Read Las huellas imborrables Online
Authors: Camilla Läckberg
–Créeme, tú también te verás como yo. Y cuando estés inmerso en la ciénaga de los pañales, yo estaré trabajando a tope en la comisaría. –Patrik le guiñó un ojo a modo de despedida antes de cerrar la puerta.
–Anda, ¿has visto? Tú y yo iremos mañana a Gotemburgo –le dijo a Maja dando unos pasos de baile con ella en brazos.
–Ahora sólo tenemos que vendérselo a mamá.

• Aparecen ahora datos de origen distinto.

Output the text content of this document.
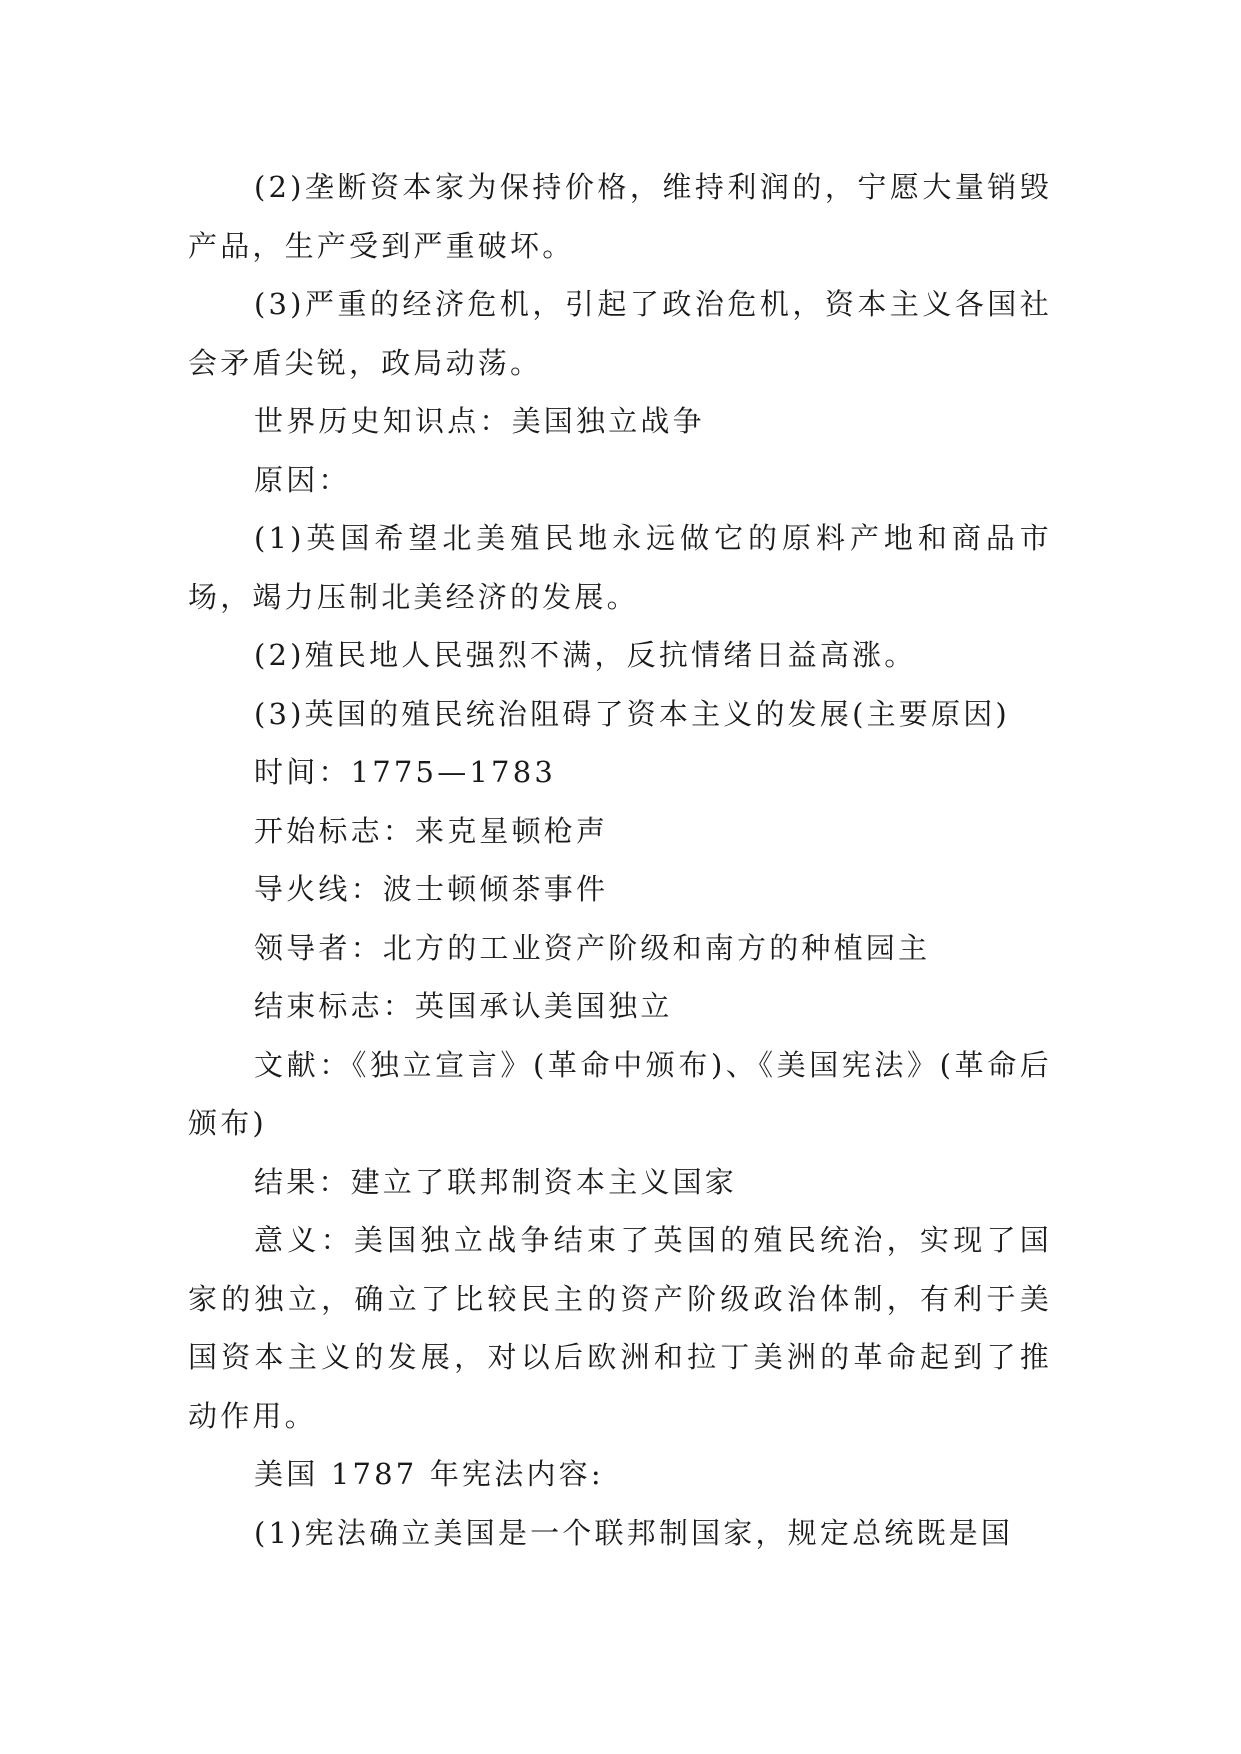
(2)垄断资本家为保持价格，维持利润的，宁愿大量销毁产品，生产受到严重破坏。

(3)严重的经济危机，引起了政治危机，资本主义各国社会矛盾尖锐，政局动荡。

世界历史知识点：美国独立战争

原因：

(1)英国希望北美殖民地永远做它的原料产地和商品市场，竭力压制北美经济的发展。

(2)殖民地人民强烈不满，反抗情绪日益高涨。

(3)英国的殖民统治阻碍了资本主义的发展(主要原因)

时间：1775—1783

开始标志：来克星顿枪声

导火线：波士顿倾茶事件

领导者：北方的工业资产阶级和南方的种植园主

结束标志：英国承认美国独立

文献：《独立宣言》(革命中颁布)、《美国宪法》(革命后颁布)

结果：建立了联邦制资本主义国家

意义：美国独立战争结束了英国的殖民统治，实现了国家的独立，确立了比较民主的资产阶级政治体制，有利于美国资本主义的发展，对以后欧洲和拉丁美洲的革命起到了推动作用。

美国 1787 年宪法内容:

(1)宪法确立美国是一个联邦制国家，规定总统既是国
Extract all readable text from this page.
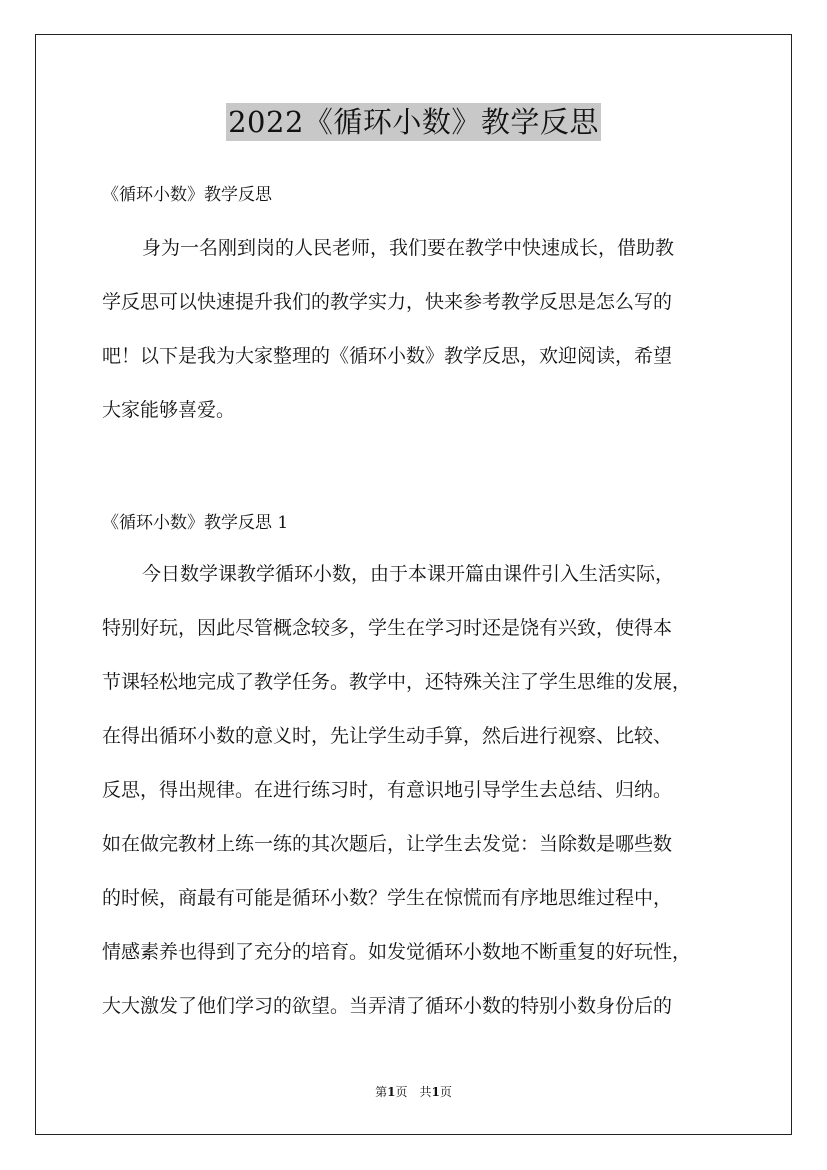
2022《循环小数》教学反思
《循环小数》教学反思
身为一名刚到岗的人民老师，我们要在教学中快速成长，借助教
学反思可以快速提升我们的教学实力，快来参考教学反思是怎么写的
吧！以下是我为大家整理的《循环小数》教学反思，欢迎阅读，希望
大家能够喜爱。
《循环小数》教学反思 1
今日数学课教学循环小数，由于本课开篇由课件引入生活实际，
特别好玩，因此尽管概念较多，学生在学习时还是饶有兴致，使得本
节课轻松地完成了教学任务。教学中，还特殊关注了学生思维的发展，
在得出循环小数的意义时，先让学生动手算，然后进行视察、比较、
反思，得出规律。在进行练习时，有意识地引导学生去总结、归纳。
如在做完教材上练一练的其次题后，让学生去发觉：当除数是哪些数
的时候，商最有可能是循环小数？学生在惊慌而有序地思维过程中，
情感素养也得到了充分的培育。如发觉循环小数地不断重复的好玩性，
大大激发了他们学习的欲望。当弄清了循环小数的特别小数身份后的
第1页　共1页
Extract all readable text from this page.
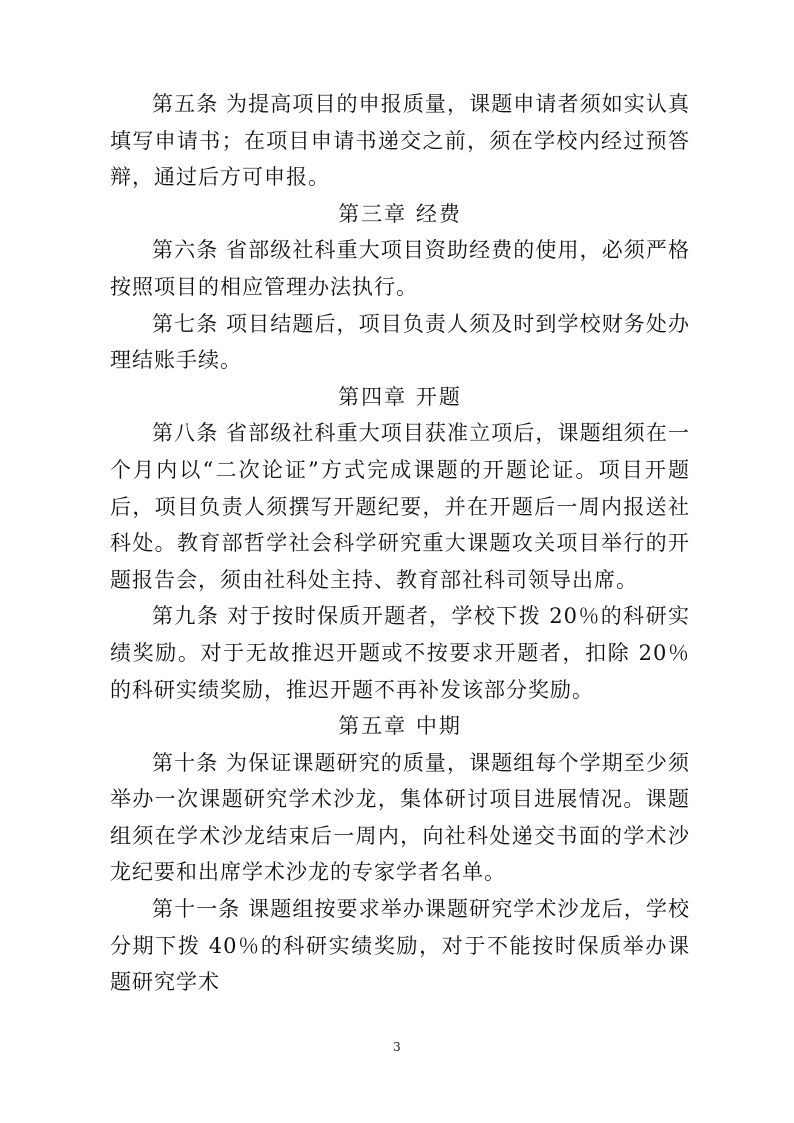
第五条 为提高项目的申报质量，课题申请者须如实认真填写申请书；在项目申请书递交之前，须在学校内经过预答辩，通过后方可申报。

第三章 经费

第六条 省部级社科重大项目资助经费的使用，必须严格按照项目的相应管理办法执行。

第七条 项目结题后，项目负责人须及时到学校财务处办理结账手续。

第四章 开题

第八条 省部级社科重大项目获准立项后，课题组须在一个月内以“二次论证”方式完成课题的开题论证。项目开题后，项目负责人须撰写开题纪要，并在开题后一周内报送社科处。教育部哲学社会科学研究重大课题攻关项目举行的开题报告会，须由社科处主持、教育部社科司领导出席。

第九条 对于按时保质开题者，学校下拨 20％的科研实绩奖励。对于无故推迟开题或不按要求开题者，扣除 20％的科研实绩奖励，推迟开题不再补发该部分奖励。

第五章 中期

第十条 为保证课题研究的质量，课题组每个学期至少须举办一次课题研究学术沙龙，集体研讨项目进展情况。课题组须在学术沙龙结束后一周内，向社科处递交书面的学术沙龙纪要和出席学术沙龙的专家学者名单。

第十一条 课题组按要求举办课题研究学术沙龙后，学校分期下拨 40％的科研实绩奖励，对于不能按时保质举办课题研究学术

3
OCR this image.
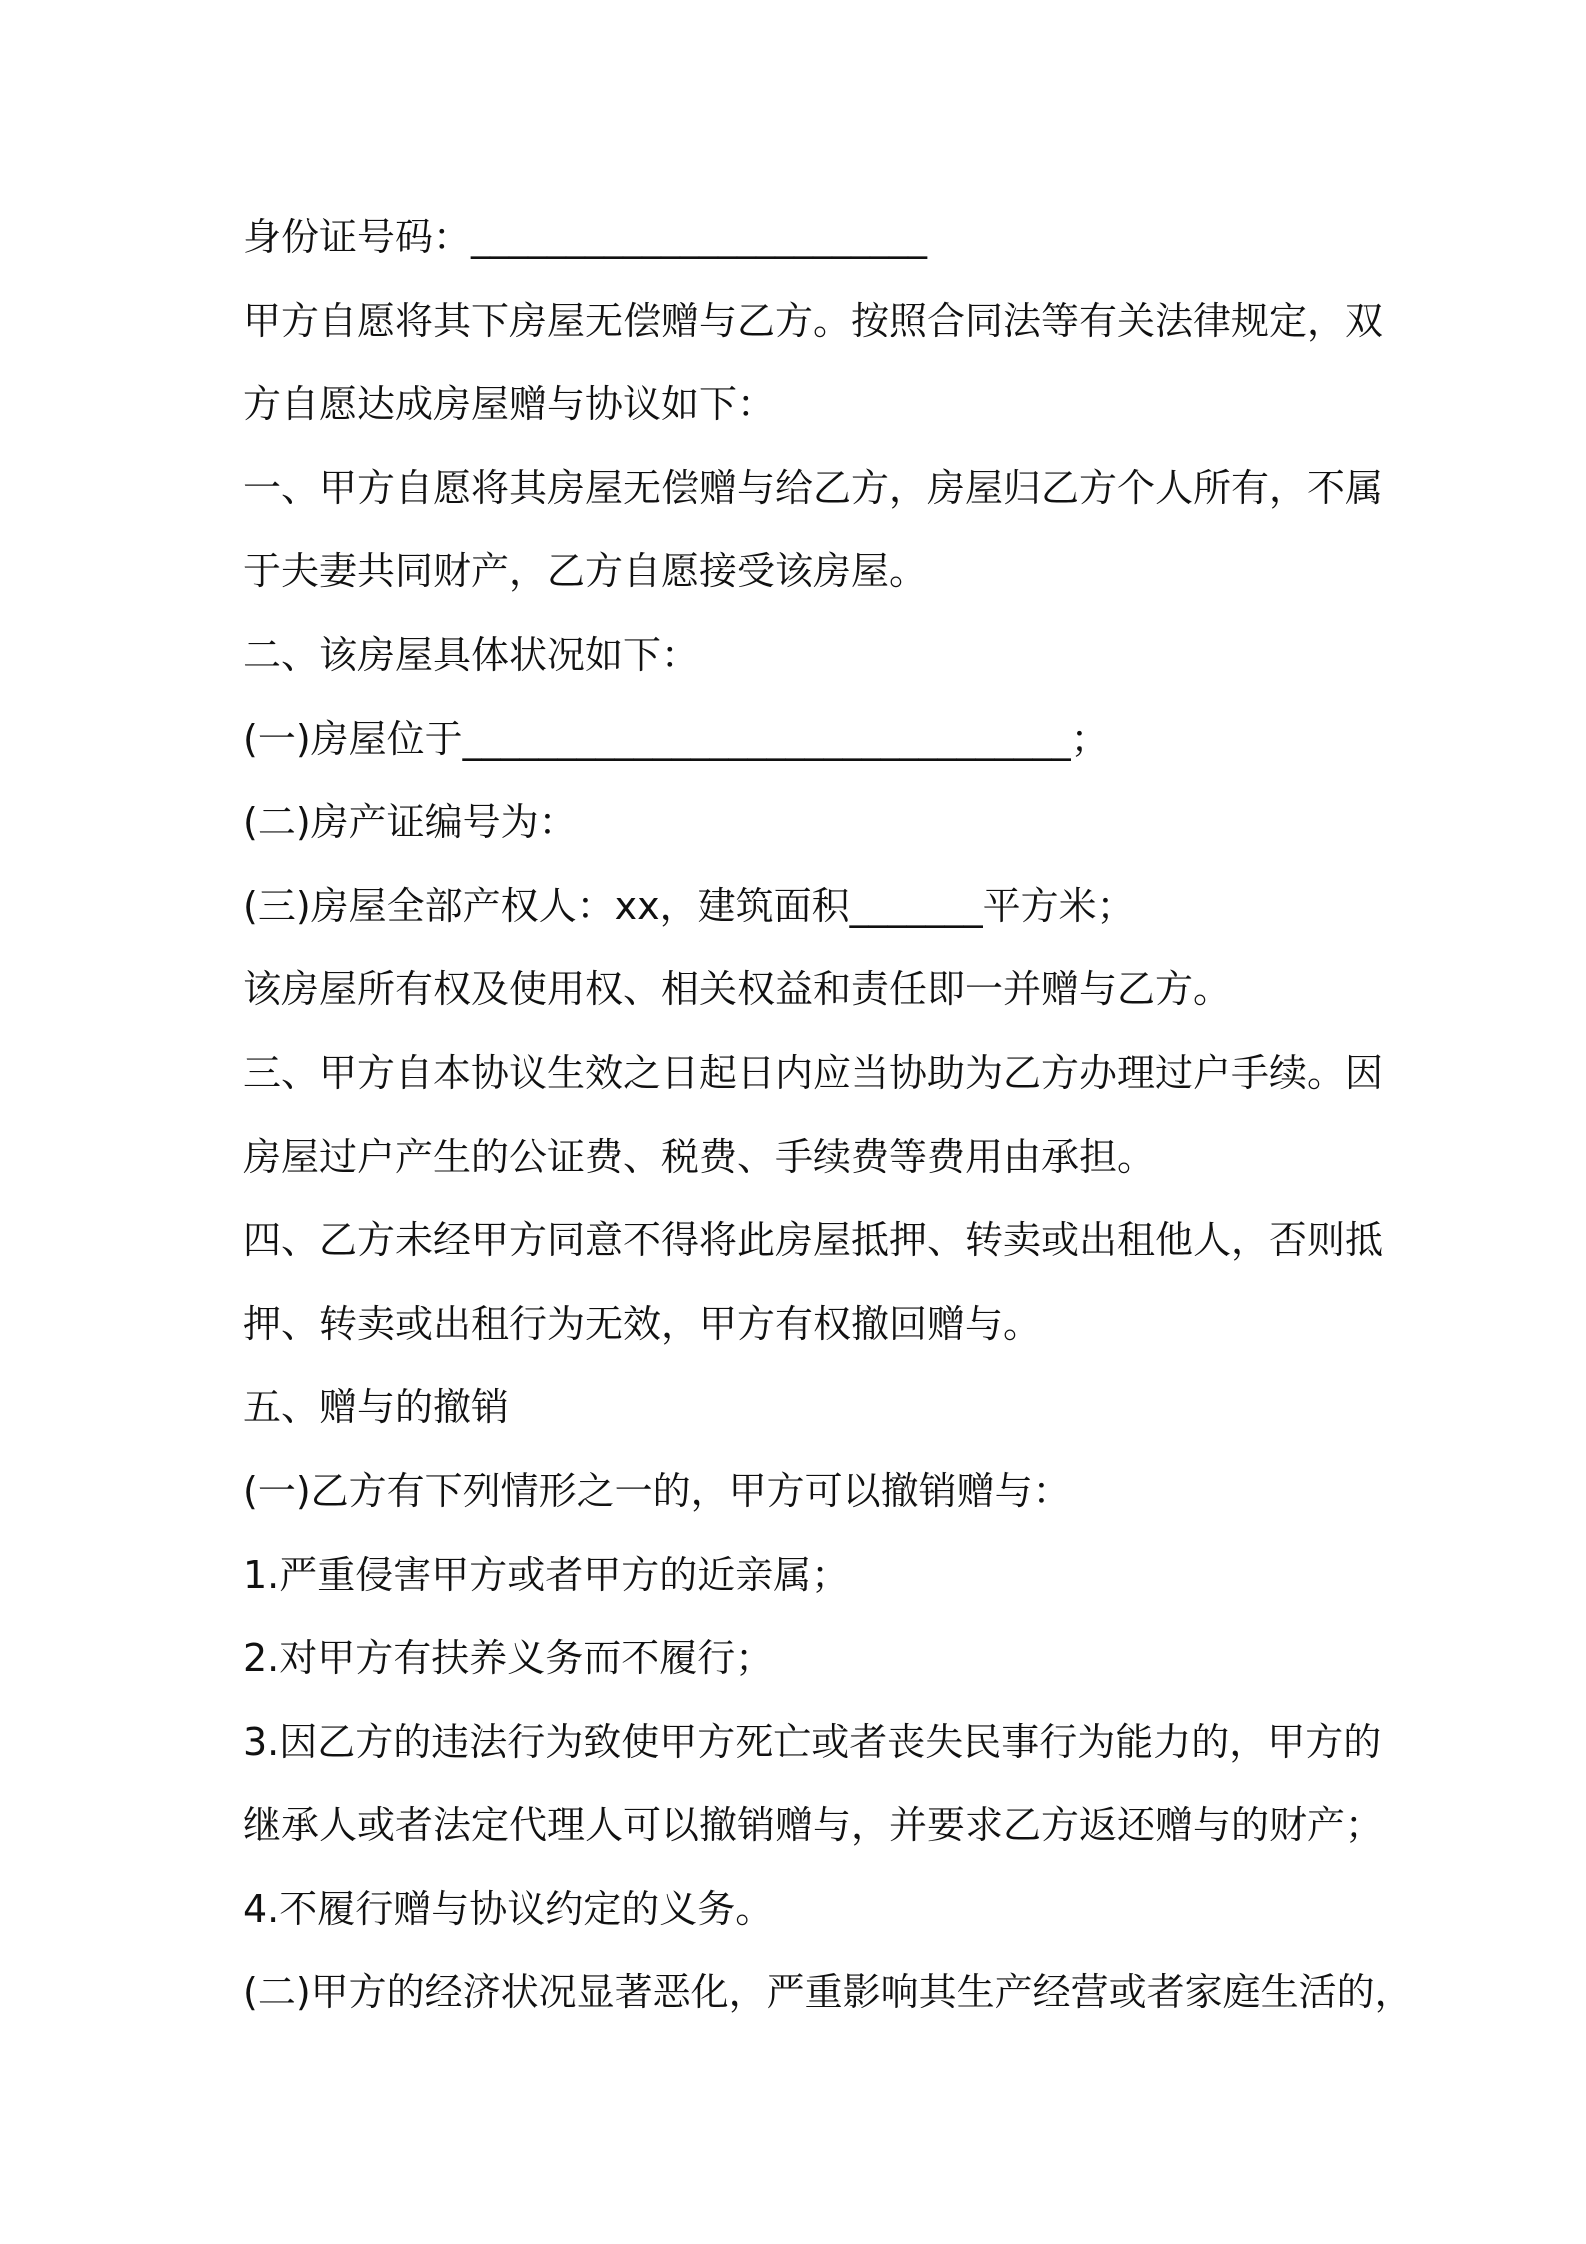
身份证号码：________________________
甲方自愿将其下房屋无偿赠与乙方。按照合同法等有关法律规定，双
方自愿达成房屋赠与协议如下：
一、甲方自愿将其房屋无偿赠与给乙方，房屋归乙方个人所有，不属
于夫妻共同财产，乙方自愿接受该房屋。
二、该房屋具体状况如下：
(一)房屋位于________________________________；
(二)房产证编号为：
(三)房屋全部产权人：xx，建筑面积_______平方米；
该房屋所有权及使用权、相关权益和责任即一并赠与乙方。
三、甲方自本协议生效之日起日内应当协助为乙方办理过户手续。因
房屋过户产生的公证费、税费、手续费等费用由承担。
四、乙方未经甲方同意不得将此房屋抵押、转卖或出租他人，否则抵
押、转卖或出租行为无效，甲方有权撤回赠与。
五、赠与的撤销
(一)乙方有下列情形之一的，甲方可以撤销赠与：
1.严重侵害甲方或者甲方的近亲属；
2.对甲方有扶养义务而不履行；
3.因乙方的违法行为致使甲方死亡或者丧失民事行为能力的，甲方的
继承人或者法定代理人可以撤销赠与，并要求乙方返还赠与的财产；
4.不履行赠与协议约定的义务。
(二)甲方的经济状况显著恶化，严重影响其生产经营或者家庭生活的，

Maja asintió, estaba de acuerdo.
Paula sentía un cansancio terrible. Cansancio y asco. Llevaba varias horas navegando por la red para recabar información sobre las organizaciones neonazis y, en particular, sobre Amigos de Suecia. La hipótesis más plausible seguía siendo que ellos estuviesen detrás de la muerte de Erik Frankel, pero el problema residía en que no tenían nada concreto en que basarse. No habían encontrado ninguna carta de amenazas, a excepción de las insinuaciones presentes en las cartas de Frans Ringholm, donde aseguraba que Amigos de Suecia no apreciaba en nada sus actividades y que él ya no podía garantizarle ninguna protección. Tampoco existía ninguna prueba técnica que vinculase a ningún miembro de esas organizaciones con el lugar del crimen. Todos los integrantes del consejo de administración se prestaron voluntariamente y con no poca sorna a que les tomaran las huellas, cosa que hicieron con la ayuda solícita de los colegas de Uddevalla. Pero el Laboratorio Estatal de Criminología había constatado que ninguna encajaba con las huellas halladas en la biblioteca de Axel y Erik. La cuestión de la coartada los había dejado en las mismas condiciones de penuria pericial. Ninguno tenía una coartada incuestionable, pero la mayoría contaban con una excusa lo bastante buena y suficiente hasta que diesen con alguna pista que los orientase en una dirección concreta. Además, varios de ellos atestiguaron que, durante los días en que debió de cometerse el asesinato, Frans estuvo de viaje en Dinamarca para visitar a una asociación hermana, con lo que le proporcionaban una coartada. El problema era, además, que la organización había resultado ser mucho más numerosa de lo que Paula jamás imaginó, y no podían comprobar la coartada ni tomarles las huellas a todas las personas vinculadas con los Amigos de Suecia. De ahí que, por ahora, hubiesen decidido limitarse a la cúpula, pero el resultado era, por el momento, igual a cero.
Siguió haciendo clic presa de la frustración. ¿De dónde salían todas aquellas personas? Podía entender el odio dirigido a personas concretas, a personas que habían cometido injusticias contra uno. Pero odiar a la gente de forma indiscriminada porque procedían de otro país o porque tenía un determinado color de piel… No, sencillamente, no lo comprendía.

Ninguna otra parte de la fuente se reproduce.